Oppung tersenyum, lalu mengusap buku di tangannya. "Kau tahu, Lasma, bukan soal relevan atau tidaknya. Bahasa dan sastra itu seperti akar pohon. Semakin kuat akarnya, semakin kokoh pohonnya tumbuh. Jika kau tahu dari mana kau berasal, kau akan lebih dihargai ke mana kau akan pergi."
"OH! Seperti yang ada di film Batak di bioskop itu, ya? Yang penting bukan namamu, tapi margamu. Gitu'kan Oppung?" timpal Bang Jo lagi. Oppung kemudian tertawa pelan, "Ya, tidak begitu juga Jo. Selain itu, nomornya pun kita harus tau, biar kita tau panggil orang apa atau orang panggil kita apa."Â
Bang Jo mengangguk kikuk. "Tapi 'kan Oppung, gak mungkin kita panggil Oppung sama yang lebih muda," tanya Bang Jo lagi. "Kalau begitu tergantung situasi, Jo," jawab Oppung.
"Jadi, apa semua umpasa itu tentang kata-kata bijak?" tanya Lasma, kini lebih serius.

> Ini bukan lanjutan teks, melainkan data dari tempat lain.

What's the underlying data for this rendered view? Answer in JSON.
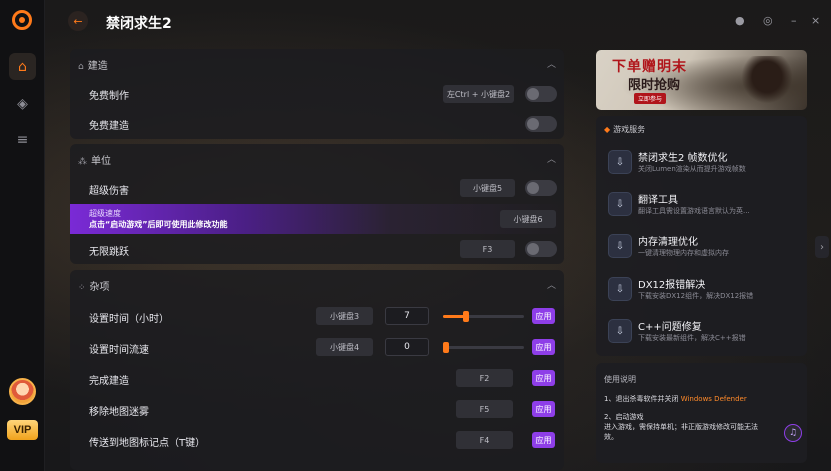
{
  "header": {
    "title": "禁闭求生2",
    "back_icon": "arrow-left-icon"
  },
  "rail": {
    "vip_label": "VIP"
  },
  "sections": {
    "build": {
      "title": "建造",
      "rows": [
        {
          "label": "免费制作",
          "key": "左Ctrl + 小键盘2"
        },
        {
          "label": "免费建造"
        }
      ]
    },
    "unit": {
      "title": "单位",
      "rows": [
        {
          "label": "超级伤害",
          "key": "小键盘5"
        },
        {
          "label": "超级速度",
          "note": "点击“启动游戏”后即可使用此修改功能",
          "key": "小键盘6"
        },
        {
          "label": "无限跳跃",
          "key": "F3"
        }
      ]
    },
    "misc": {
      "title": "杂项",
      "rows": [
        {
          "label": "设置时间（小时）",
          "key": "小键盘3",
          "value": "7",
          "slider_fraction": 0.28,
          "apply": "应用"
        },
        {
          "label": "设置时间流速",
          "key": "小键盘4",
          "value": "0",
          "slider_fraction": 0.0,
          "apply": "应用"
        },
        {
          "label": "完成建造",
          "key": "F2",
          "apply": "应用"
        },
        {
          "label": "移除地图迷雾",
          "key": "F5",
          "apply": "应用"
        },
        {
          "label": "传送到地图标记点（T键）",
          "key": "F4",
          "apply": "应用"
        }
      ]
    }
  },
  "banner": {
    "title": "下单赠明末",
    "subtitle": "限时抢购",
    "tag": "立即参与"
  },
  "services": {
    "title": "游戏服务",
    "items": [
      {
        "title": "禁闭求生2 帧数优化",
        "desc": "关闭Lumen渲染从而提升游戏帧数"
      },
      {
        "title": "翻译工具",
        "desc": "翻译工具需设置游戏语言默认为英..."
      },
      {
        "title": "内存清理优化",
        "desc": "一键清理物理内存和虚拟内存"
      },
      {
        "title": "DX12报错解决",
        "desc": "下载安装DX12组件，解决DX12报错"
      },
      {
        "title": "C++问题修复",
        "desc": "下载安装最新组件，解决C++报错"
      }
    ]
  },
  "usage": {
    "title": "使用说明",
    "step1_prefix": "1、退出杀毒软件并关闭",
    "step1_highlight": "Windows Defender",
    "step2_title": "2、启动游戏",
    "step2_text_a": "进入游戏，需保持单机；非正版游戏修改可能无法",
    "step2_text_b": "效。"
  },
  "colors": {
    "accent": "#ff7a1a",
    "apply_purple": "#8e3ee8",
    "highlight_row": "#7a2ad6"
  }
}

"Tidak selalu," jawab kakek sambil mengangguk. "Ada umpasa untuk hampir segala hal. Umpasa adalah cara kita mengungkapkan hal-hal penting dalam hidup. Misalnya..." Kakek terdiam sejenak, mengingat-ingat sebuah umpasa.
"Halak na burju marnatua-tua, dapotan pasu-pasu sian Debata. Artinya, orang yang baik kepada orang tua akan diberkati Tuhan. Itu termasuk nasihat untuk berbuat baik kepada orang tua kita," kata Oppung sebelum pergi ke kamar tidurnya.
Lasma tersentuh, hatinya sedikit bergetar mendengar umpasa yang begitu sederhana tapi begitu bermakna. Kini Lasma mengerti sedikit, mengapa bahasa Batak dan umpasa begitu penting bagi Oppung. Itu bukan hanya kata-kata; itu adalah cinta, kenangan, dan penghubung pada sesuatu yang lebih besar daripada dirinya sendiri. Oppung pun pergi ke kamarnya untuk tidur.
Setelah mendengar ucapan Oppung, kini Lasma jadi tertarik dengan cerita rakyat Batak Oppung yang Lasma lewatkan tadi siang. Lasma pun meminta adiknya, Duma, untuk menceritakan kembali cerita-cerita rakyat yang disampaikan Oppung tadi siang di kamar mereka. Sementara itu, Bang Jo sibuk menulis jurnal selama liburan untuk ia bacakan saat hari sekolah tiba di depan kelasnya.
Kini Lasma tahu bahwa warisannya, bukan hanya umpasa, tetapi cinta dan kebanggaan pada budaya Batak telah menemukan tempat dalam hatinya. Di saat itulah, Lasma menyadari bahwa warisan tak selalu berupa benda atau kekayaan. Terkadang, warisan terindah adalah kata-kata, kenangan, dan cinta yang ditanamkan dalam hati. Warisan abadi yang akan ia bawa, bahkan ketika ia menempuh jalan hidupnya sendiri di masa depan.